Hükümet en başından makam, mevki kavgasına düştü. Bakanlıklar arasında an veremediğimiz değişimleri mi hatırlatayım. Meclis Başkanlığı için yapılan kavgayı mı hatırlatayım. Partilerin kendi içindeki kurultay kavgalarını mı hatırlatayım. Şimdi ondan sonra milletvekillerinin ya ben bakan olurum ya da ben bakan olmayacaksam benim filan filan yakınım müdür olacak müsteşar olacak diye pazarlık yaptıklarını mı hatırlatayım. Aynı zamanda Çalışma Bakanlığında, şuanda Ekonomi Bakanlığında, Sağlık alanında istihdamlara da devam etme yaklaşımı var. Buna baktığı zaman kamu çalışanları neden fedekarlığı ben yapıyorum diye soruyor. Biz geçen daha kendi maaşımızdan yüzde 50 kesinbti yaptık.Bu defa sadece hayat pahalılığının dondurulması yaklaşımı var. Maliye Bakanlığına soruyoruz nerede kullanacaksınız bu paranın dondurulması durumunda.  İşte ihtiyaç olan neresi ise orada kullanacağız bu o kadar soyut bir şeydir ki belki başka memleketlerde kabul görebilir. Ama o güveni vermediniz ki bu çalışanlara. O güveni veremediğiniz için insanlar buna sıcak yaklaşmıyor.

Seçim konusunda illa yarın yada bugün seçim olsun mantığı ile hiç hareket etmedik. Bizim bir seçim tarihi belirleyelim ısrarımızın sebebi tek bir milletvekili için boşuna boşuna bir ara seçim yapılmasın diyedir."

“KOMİTELERDE ÇOĞUNLUĞU ELDE ETMEYE ÇALIŞARAK ANAYASAYA AYKIRI BİR DURUM YARATIYOR” 

“Şu anda hükümet seçim tarihi konusunda hareket etmeyerek, Meclis’te bu adımı atmayarak, hatta Meclis’te çoğunluğu olmayan bir azınlık hükümeti olmasına rağmen komitelerde çoğunluğu elde etmeye çalışarak Anayasaya aykırı bir durum yaratıyor. Ve günün sonunda Meclis karar almadığı için belki ara seçim yapılmayacak bir milletvekili için. Ama aynı zamanda seçimin tarihi de belirlenmeyecek. Ve sonraya kalacak. Veya hükümet çoğunlukları değiştirip, muhalefete rağmen kendisi azınlık hükümeti olmasına rağmen çoğunlukmuş gibi davranmaya yeltenecek. Bunların hepsi hukuksuzluktur. Hukuk devletinde yaklaşımlar değildir. Gerçekten etik değil. Hukuka da uygun değil.

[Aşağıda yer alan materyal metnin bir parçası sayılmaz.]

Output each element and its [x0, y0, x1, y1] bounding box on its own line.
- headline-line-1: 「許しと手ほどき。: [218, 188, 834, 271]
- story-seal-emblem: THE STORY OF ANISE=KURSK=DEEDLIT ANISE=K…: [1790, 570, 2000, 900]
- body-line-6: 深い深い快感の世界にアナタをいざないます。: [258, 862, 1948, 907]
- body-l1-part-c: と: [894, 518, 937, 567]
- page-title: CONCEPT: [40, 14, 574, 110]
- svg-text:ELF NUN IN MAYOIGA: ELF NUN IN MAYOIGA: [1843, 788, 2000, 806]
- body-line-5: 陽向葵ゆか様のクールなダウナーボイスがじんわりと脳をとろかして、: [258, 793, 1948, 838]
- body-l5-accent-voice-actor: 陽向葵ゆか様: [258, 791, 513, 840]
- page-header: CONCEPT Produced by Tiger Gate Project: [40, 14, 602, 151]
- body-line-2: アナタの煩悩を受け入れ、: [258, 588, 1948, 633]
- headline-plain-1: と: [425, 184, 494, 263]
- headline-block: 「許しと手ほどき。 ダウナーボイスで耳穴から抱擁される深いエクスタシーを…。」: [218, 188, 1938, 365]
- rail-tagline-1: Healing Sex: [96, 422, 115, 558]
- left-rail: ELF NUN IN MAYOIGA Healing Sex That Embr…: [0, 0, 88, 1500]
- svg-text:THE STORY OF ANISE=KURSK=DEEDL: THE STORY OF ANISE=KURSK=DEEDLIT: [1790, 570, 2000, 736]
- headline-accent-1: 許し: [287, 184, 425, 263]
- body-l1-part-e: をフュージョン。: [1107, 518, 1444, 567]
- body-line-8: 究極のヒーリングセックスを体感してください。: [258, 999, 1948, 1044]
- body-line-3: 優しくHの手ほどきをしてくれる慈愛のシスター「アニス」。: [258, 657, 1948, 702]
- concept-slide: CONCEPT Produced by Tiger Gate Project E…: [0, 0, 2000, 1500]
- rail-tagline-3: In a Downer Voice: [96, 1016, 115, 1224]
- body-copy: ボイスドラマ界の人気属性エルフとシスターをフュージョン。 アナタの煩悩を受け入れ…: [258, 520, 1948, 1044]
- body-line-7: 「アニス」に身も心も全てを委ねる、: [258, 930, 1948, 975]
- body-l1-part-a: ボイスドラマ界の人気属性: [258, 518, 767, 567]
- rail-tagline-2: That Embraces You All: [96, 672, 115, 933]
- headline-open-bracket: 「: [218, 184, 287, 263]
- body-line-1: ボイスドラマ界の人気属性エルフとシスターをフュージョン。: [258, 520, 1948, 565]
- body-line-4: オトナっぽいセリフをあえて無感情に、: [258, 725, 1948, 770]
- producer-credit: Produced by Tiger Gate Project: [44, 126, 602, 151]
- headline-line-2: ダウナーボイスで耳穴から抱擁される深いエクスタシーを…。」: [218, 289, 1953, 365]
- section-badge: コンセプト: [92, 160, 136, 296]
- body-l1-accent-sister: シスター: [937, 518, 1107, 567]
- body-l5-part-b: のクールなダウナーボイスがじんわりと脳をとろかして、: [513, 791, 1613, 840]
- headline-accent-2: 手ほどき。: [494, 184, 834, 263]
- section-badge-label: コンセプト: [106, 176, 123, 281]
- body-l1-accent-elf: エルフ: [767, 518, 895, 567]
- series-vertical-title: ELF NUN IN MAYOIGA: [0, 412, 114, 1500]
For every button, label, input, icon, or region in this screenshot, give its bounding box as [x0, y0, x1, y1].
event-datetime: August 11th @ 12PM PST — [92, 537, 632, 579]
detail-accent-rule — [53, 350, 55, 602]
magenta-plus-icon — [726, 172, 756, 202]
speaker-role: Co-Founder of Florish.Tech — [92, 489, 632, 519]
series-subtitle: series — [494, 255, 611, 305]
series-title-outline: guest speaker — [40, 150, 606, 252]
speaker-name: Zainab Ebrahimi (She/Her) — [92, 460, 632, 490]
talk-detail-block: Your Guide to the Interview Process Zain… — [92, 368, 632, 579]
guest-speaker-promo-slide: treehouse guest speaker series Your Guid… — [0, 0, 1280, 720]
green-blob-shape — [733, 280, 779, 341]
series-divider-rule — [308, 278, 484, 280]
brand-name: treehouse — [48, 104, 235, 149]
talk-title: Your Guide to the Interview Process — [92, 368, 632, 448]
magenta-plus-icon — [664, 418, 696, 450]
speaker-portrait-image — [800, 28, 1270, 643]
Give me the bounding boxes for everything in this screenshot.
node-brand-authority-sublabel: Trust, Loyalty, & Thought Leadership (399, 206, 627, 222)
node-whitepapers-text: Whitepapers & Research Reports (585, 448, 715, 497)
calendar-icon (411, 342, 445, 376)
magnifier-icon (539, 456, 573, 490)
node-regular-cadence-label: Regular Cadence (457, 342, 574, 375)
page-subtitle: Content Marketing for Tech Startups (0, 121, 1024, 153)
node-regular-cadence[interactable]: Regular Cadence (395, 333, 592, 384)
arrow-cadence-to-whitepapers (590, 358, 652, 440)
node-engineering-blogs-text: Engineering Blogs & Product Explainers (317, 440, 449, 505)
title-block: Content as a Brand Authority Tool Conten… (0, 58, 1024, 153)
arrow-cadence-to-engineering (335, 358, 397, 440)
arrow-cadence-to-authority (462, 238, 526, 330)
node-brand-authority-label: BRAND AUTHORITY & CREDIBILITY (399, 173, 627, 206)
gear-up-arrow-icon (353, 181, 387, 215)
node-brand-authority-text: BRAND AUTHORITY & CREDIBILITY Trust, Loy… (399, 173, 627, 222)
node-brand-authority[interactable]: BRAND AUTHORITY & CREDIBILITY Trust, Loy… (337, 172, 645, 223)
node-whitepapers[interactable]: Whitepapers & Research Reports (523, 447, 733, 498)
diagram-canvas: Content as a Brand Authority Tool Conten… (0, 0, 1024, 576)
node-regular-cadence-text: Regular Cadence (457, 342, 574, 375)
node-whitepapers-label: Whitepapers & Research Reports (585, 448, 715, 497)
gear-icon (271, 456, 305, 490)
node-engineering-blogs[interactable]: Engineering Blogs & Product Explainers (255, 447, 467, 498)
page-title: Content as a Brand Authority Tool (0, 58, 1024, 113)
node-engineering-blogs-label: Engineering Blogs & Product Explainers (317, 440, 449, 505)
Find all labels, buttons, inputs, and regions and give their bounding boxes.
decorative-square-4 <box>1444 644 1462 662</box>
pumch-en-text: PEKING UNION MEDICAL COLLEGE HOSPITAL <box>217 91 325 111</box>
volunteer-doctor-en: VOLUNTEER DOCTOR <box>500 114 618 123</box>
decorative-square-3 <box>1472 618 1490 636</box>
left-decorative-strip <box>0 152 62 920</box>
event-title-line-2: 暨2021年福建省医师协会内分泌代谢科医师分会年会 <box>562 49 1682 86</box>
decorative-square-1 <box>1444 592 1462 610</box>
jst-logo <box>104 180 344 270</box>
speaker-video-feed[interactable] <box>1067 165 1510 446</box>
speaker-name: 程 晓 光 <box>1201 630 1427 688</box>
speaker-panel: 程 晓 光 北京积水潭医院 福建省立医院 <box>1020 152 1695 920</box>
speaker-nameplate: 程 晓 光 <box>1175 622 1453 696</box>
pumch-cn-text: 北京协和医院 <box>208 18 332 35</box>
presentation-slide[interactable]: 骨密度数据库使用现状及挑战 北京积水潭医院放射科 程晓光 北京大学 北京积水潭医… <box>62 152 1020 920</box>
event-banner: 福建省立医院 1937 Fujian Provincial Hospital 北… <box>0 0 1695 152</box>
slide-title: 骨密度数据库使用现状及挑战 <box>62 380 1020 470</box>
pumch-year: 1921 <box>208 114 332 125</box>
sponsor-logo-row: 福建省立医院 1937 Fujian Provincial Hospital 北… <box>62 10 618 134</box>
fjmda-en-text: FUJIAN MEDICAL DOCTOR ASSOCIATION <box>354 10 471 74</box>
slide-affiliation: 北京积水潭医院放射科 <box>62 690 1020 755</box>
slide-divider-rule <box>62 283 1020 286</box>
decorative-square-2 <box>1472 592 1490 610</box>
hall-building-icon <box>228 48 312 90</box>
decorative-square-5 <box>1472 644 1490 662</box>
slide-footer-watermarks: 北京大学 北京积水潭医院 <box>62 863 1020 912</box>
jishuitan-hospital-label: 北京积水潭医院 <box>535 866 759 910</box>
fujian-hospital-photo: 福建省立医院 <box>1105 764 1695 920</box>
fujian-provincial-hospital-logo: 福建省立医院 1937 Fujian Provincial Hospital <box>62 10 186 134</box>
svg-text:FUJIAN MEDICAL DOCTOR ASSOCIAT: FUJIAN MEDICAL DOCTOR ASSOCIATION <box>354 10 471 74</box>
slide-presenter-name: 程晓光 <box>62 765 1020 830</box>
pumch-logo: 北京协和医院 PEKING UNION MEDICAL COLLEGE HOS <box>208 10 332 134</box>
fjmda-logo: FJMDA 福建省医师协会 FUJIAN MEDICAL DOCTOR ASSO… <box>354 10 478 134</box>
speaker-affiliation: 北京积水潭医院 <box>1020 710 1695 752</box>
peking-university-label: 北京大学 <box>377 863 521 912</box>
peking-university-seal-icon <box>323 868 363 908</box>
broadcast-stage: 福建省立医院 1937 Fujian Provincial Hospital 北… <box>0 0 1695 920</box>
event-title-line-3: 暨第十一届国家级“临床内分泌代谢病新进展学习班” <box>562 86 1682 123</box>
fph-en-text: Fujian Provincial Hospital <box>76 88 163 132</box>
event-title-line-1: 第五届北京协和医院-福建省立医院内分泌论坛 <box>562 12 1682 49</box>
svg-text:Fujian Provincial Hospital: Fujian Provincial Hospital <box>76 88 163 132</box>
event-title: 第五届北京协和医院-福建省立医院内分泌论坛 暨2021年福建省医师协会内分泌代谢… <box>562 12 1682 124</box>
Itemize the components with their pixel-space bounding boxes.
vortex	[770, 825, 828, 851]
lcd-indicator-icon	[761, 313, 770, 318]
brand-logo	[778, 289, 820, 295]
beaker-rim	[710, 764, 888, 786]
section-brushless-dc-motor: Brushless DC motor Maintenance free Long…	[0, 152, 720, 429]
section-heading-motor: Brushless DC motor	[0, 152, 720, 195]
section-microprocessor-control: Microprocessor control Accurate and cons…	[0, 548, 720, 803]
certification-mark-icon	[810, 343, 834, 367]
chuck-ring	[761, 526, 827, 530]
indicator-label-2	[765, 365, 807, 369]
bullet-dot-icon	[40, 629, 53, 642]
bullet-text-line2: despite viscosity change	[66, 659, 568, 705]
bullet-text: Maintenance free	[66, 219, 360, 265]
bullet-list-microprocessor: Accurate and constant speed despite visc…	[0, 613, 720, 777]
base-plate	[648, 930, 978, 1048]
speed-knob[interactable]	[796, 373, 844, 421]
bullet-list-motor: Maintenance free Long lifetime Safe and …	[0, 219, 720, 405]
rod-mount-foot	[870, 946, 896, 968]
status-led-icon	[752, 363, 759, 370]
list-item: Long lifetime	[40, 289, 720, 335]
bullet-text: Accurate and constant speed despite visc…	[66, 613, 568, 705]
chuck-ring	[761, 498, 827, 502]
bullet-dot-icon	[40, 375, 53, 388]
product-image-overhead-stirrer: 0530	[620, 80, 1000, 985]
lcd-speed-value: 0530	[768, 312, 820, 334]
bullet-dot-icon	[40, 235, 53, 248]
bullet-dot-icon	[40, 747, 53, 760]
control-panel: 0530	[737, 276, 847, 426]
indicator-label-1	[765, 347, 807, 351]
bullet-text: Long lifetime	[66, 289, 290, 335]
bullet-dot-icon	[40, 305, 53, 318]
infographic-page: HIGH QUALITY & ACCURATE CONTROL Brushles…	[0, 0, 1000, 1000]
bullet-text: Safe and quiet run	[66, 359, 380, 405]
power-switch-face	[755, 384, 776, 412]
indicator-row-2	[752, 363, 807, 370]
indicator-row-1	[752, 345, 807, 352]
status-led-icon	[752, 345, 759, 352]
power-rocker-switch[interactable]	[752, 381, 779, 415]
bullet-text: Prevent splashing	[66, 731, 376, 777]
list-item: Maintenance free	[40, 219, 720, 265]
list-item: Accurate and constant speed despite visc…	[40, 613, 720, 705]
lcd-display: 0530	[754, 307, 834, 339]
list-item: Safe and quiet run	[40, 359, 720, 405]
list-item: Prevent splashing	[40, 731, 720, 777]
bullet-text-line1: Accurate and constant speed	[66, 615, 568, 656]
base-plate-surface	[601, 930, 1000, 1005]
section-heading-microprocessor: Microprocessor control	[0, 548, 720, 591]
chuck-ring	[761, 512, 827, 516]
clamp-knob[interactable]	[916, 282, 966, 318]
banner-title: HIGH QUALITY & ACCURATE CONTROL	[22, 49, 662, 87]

Hükümet açısından baktığımızda şu an da hükümet ha var ha yok bir durum var ortada. Yani şu an da hükümet yok gibidir. Onun için mesela konuşamıyoruz seçimin tarihi ile ilgili, ne olacağı ile ilgili. Şu anda hükümeti ayakta tutan yegane şey gerçekten o makamlardır."